Coronavirus stimulus checks: Here's why there's no second round in Trump's executive orders
Among the flurry of executive orders President Donald Trump issued over the weekend to address the pandemic, none involved the one key support that both Republicans and Democrats agree on: a second round of stimulus checks.
While the HEROES Act — the Democratic stimulus proposal — and the HEALS Act — the Republicans’ plan — both outline similar ideas of what the next round of stimulus checks should look like, the president couldn’t legally include this popular relief aid in his executive orders.
“Fundamentally, the president doesn't have the authority to do that,” Seth Hanlon, a tax policy expert at the Center for American Progress, told Yahoo Money. “It would be blatantly unconstitutional if he did.”
The president can’t draw money out of the Treasury that Congress hasn't yet appropriated. For instance, the money he’s using for the unemployment insurance executive order is reprogrammed funds that Congress has already appropriated for disaster relief.

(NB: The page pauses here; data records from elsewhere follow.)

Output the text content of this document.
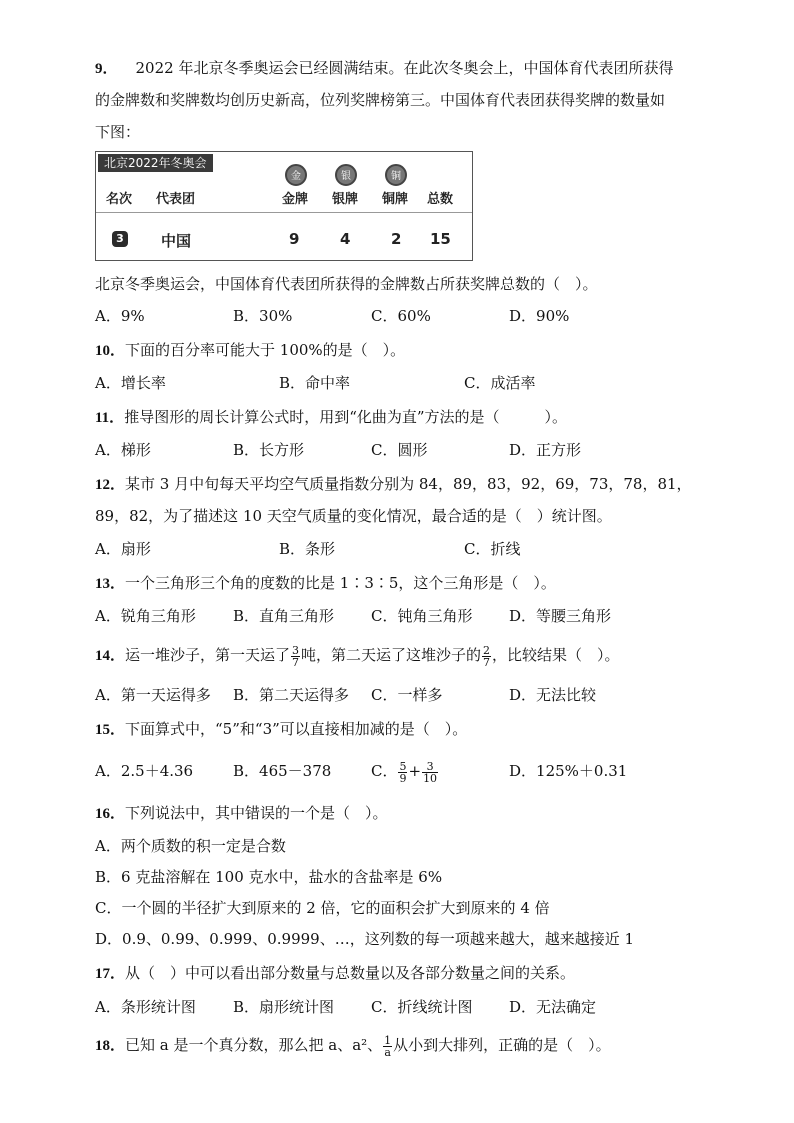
9． 2022 年北京冬季奥运会已经圆满结束。在此次冬奥会上，中国体育代表团所获得
的金牌数和奖牌数均创历史新高，位列奖牌榜第三。中国体育代表团获得奖牌的数量如
下图：
北京2022年冬奥会
名次 代表团
金	银	铜
金牌 银牌 铜牌 总数
3 中国	9	4	2 15
北京冬季奥运会，中国体育代表团所获得的金牌数占所获奖牌总数的（　）。
A．9%	B．30%	C．60%	D．90%
10．下面的百分率可能大于 100%的是（　）。
A．增长率	B．命中率	C．成活率
11．推导图形的周长计算公式时，用到“化曲为直”方法的是（　　　）。
A．梯形	B．长方形	C．圆形	D．正方形
12．某市 3 月中旬每天平均空气质量指数分别为 84，89，83，92，69，73，78，81，
89，82，为了描述这 10 天空气质量的变化情况，最合适的是（　）统计图。
A．扇形	B．条形	C．折线
13．一个三角形三个角的度数的比是 1∶3∶5，这个三角形是（　）。
A．锐角三角形 B．直角三角形 C．钝角三角形 D．等腰三角形
14．运一堆沙子，第一天运了 $\frac{3}{7}$ 吨，第二天运了这堆沙子的 $\frac{2}{7}$ ，比较结果（　）。
A．第一天运得多 B．第二天运得多 C．一样多	D．无法比较
15．下面算式中，“5”和“3”可以直接相加减的是（　）。
A．2.5＋4.36	B．465－378	C． $\frac{5}{9} + \frac{3}{10}$	D．125%＋0.31
16．下列说法中，其中错误的一个是（　）。
A．两个质数的积一定是合数
B．6 克盐溶解在 100 克水中，盐水的含盐率是 6%
C．一个圆的半径扩大到原来的 2 倍，它的面积会扩大到原来的 4 倍
D．0.9、0.99、0.999、0.9999、…，这列数的每一项越来越大，越来越接近 1
17．从（　）中可以看出部分数量与总数量以及各部分数量之间的关系。
A．条形统计图 B．扇形统计图 C．折线统计图 D．无法确定
18．已知 a 是一个真分数，那么把 a、a²、 $\frac{1}{a}$ 从小到大排列，正确的是（　）。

Read more: Coronavirus stimulus checks: Here's why you can't find out your payment status
That executive order directs the Federal Emergency Management Agency (FEMA) to create a new program for unemployment using $44 billion in disaster relief funds. But he couldn’t use that money for purposes such as stimulus checks which, in practice, are tax rebates, according to Hanlon.
“The rules that Congress provided for the FEMA money do allow some flexibility on using it to provide aid to the unemployed,” Hanlon said. “It’s clearly in the domain of Congress — not the president — to authorize the direct payment of money out of the Treasury.”
Not only is sourcing the money for the stimulus checks potentially difficult, but so is finding enough money to pay for a second round. The first round was worth over $270 billion, while the appropriated fund from FEMA is just $44 billion.
“There's no pot of money that he could even take from that would be anywhere near sufficient to pay the stimulus checks,” Hanlon said, “even if it were legal, which is almost certainly not.”